Są kolejne wnioski Państwowej Komisji ds. Pedofilii
Dzieci wykorzystane seksualnie zazwyczaj nie mają wsparcia psychologa, psychiatry czy seksuologa na etapie postępowań prokuratorskich. Z drugiej strony, sprawcy przestępstw pedofilskich w cyberprzestrzeni nie są konsultowani seksuologicznie pod kątem ryzyka ponownego popełnienia czynów - są to kolejne wstępne wnioski z przeprowadzonej przez Państwową Komisję ds. Pedofilii analizy akt zakończonych postępowań sądowych - informuje KAI.
Szczególnie ważnym jest objęcie pokrzywdzonych dzieci i młodzieży opieką psychologa czy psychiatry na etapie postępowań przygotowawczych (prokuratorskich), może to uchronić dziecko przed powtórnym zranieniem oraz wycofaniem informacji o przestępstwie. Są to czynniki niezwykle istotne, mające znaczenie w trakcie składania przez osobę małoletnią zeznań. Ze zgromadzonych w badaniu danych wynika, że wsparcie psychiatryczne czy psychologiczne w postępowaniach ma tylko od 6 do 14 proc. pokrzywdzonych małoletnich.

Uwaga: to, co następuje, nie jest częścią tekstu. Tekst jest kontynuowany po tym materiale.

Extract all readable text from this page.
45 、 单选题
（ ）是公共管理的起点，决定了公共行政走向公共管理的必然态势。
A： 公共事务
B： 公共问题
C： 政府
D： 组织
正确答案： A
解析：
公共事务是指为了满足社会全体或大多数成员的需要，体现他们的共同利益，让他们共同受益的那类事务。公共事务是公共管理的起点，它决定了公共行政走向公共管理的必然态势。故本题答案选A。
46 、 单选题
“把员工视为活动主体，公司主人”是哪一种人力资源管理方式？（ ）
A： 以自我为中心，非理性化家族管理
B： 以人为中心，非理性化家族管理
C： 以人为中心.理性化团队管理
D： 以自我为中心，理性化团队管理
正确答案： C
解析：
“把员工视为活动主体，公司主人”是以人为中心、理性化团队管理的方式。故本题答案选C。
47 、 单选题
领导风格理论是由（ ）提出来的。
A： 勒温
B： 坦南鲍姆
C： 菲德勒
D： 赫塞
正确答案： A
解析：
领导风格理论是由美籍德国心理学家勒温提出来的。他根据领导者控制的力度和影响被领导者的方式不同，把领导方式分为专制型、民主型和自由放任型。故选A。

Kluczowe jest również właściwe diagnozowanie sprawców przestępstw seksualnych. Z badań Państwowej Komisji ds. Pedofilii wynika, że w sprawach przestępstw internetowych brakuje zasięgania opinii biegłych seksuologów, oceniających zachowanie sprawcy gromadzącego pornografię dziecięcą. W efekcie, sąd przy wymierzaniu kary nie dysponuje informacją co do przyszłego zagrożenia ze strony sprawcy.

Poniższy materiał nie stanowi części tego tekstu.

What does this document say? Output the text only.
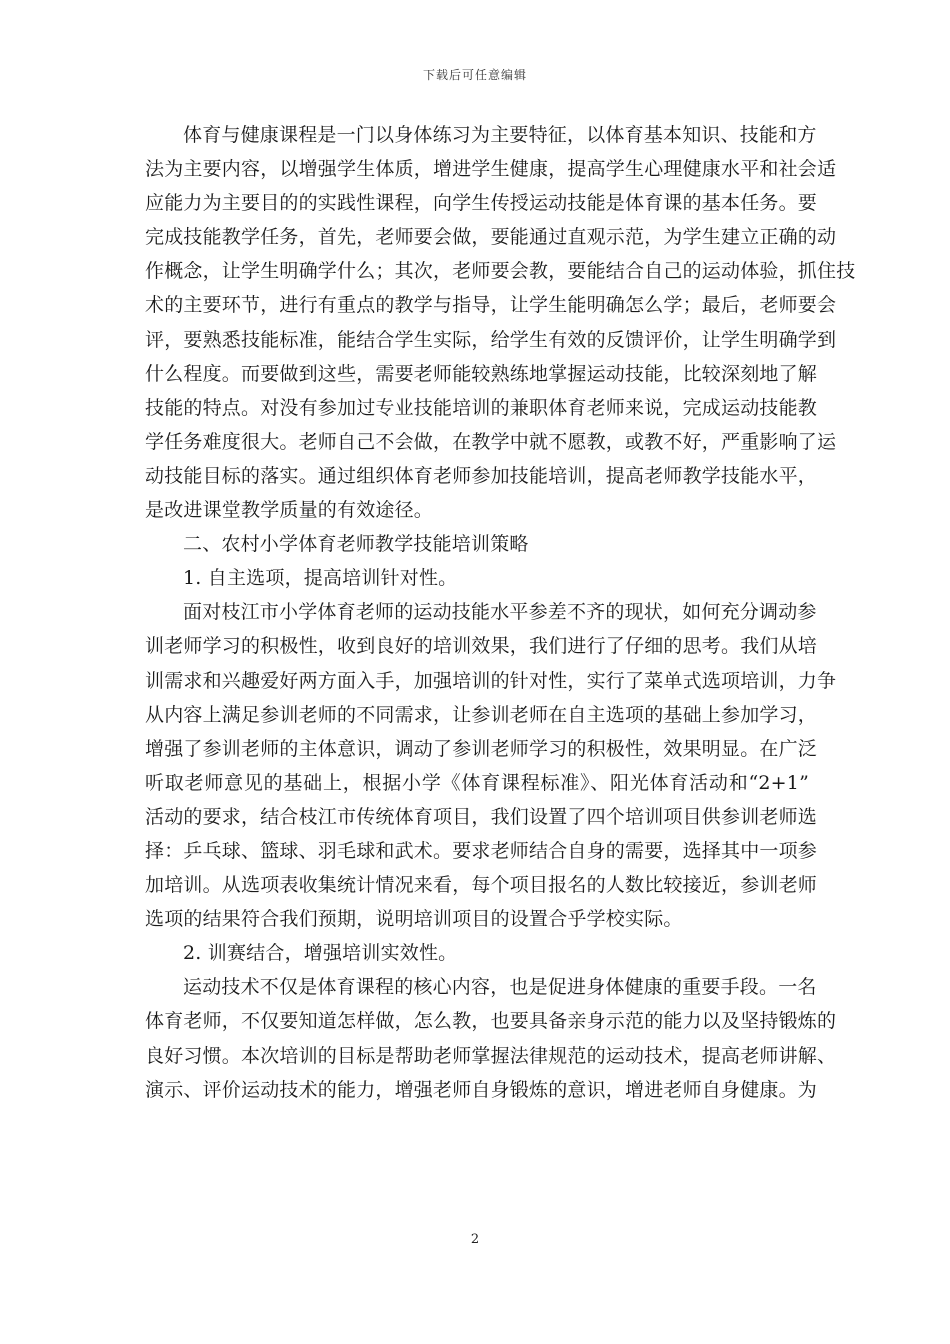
下载后可任意编辑
体育与健康课程是一门以身体练习为主要特征，以体育基本知识、技能和方
法为主要内容，以增强学生体质，增进学生健康，提高学生心理健康水平和社会适
应能力为主要目的的实践性课程，向学生传授运动技能是体育课的基本任务。要
完成技能教学任务，首先，老师要会做，要能通过直观示范，为学生建立正确的动
作概念，让学生明确学什么；其次，老师要会教，要能结合自己的运动体验，抓住技
术的主要环节，进行有重点的教学与指导，让学生能明确怎么学；最后，老师要会
评，要熟悉技能标准，能结合学生实际，给学生有效的反馈评价，让学生明确学到
什么程度。而要做到这些，需要老师能较熟练地掌握运动技能，比较深刻地了解
技能的特点。对没有参加过专业技能培训的兼职体育老师来说，完成运动技能教
学任务难度很大。老师自己不会做，在教学中就不愿教，或教不好，严重影响了运
动技能目标的落实。通过组织体育老师参加技能培训，提高老师教学技能水平，
是改进课堂教学质量的有效途径。
二、农村小学体育老师教学技能培训策略
1. 自主选项，提高培训针对性。
面对枝江市小学体育老师的运动技能水平参差不齐的现状，如何充分调动参
训老师学习的积极性，收到良好的培训效果，我们进行了仔细的思考。我们从培
训需求和兴趣爱好两方面入手，加强培训的针对性，实行了菜单式选项培训，力争
从内容上满足参训老师的不同需求，让参训老师在自主选项的基础上参加学习，
增强了参训老师的主体意识，调动了参训老师学习的积极性，效果明显。在广泛
听取老师意见的基础上，根据小学《体育课程标准》、阳光体育活动和“2+1”
活动的要求，结合枝江市传统体育项目，我们设置了四个培训项目供参训老师选
择：乒乓球、篮球、羽毛球和武术。要求老师结合自身的需要，选择其中一项参
加培训。从选项表收集统计情况来看，每个项目报名的人数比较接近，参训老师
选项的结果符合我们预期，说明培训项目的设置合乎学校实际。
2. 训赛结合，增强培训实效性。
运动技术不仅是体育课程的核心内容，也是促进身体健康的重要手段。一名
体育老师，不仅要知道怎样做，怎么教，也要具备亲身示范的能力以及坚持锻炼的
良好习惯。本次培训的目标是帮助老师掌握法律规范的运动技术，提高老师讲解、
演示、评价运动技术的能力，增强老师自身锻炼的意识，增进老师自身健康。为
2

Ponadto, sądy rzadko zalecają czy zobowiązują sprawców do podjęcia terapii, w szczególności terapii uzależnienia od alkoholu. Tymczasem zdecydowana większość sprawców - 80 proc. w badanych przez Komisję sprawach - popełnia czyn pod wpływem alkoholu lub jest uzależnionych (lub od substancji narkotycznych).
Badanie zjawiska pedofilii w Polsce zostało przeprowadzone na ogólnopolskiej próbie 669 tomów akt z 262 prawomocnie zakończonych skazaniem postępowań sądowych, z lat 2017-20. Dane zostały zebrane według szczegółowych kwestionariuszy.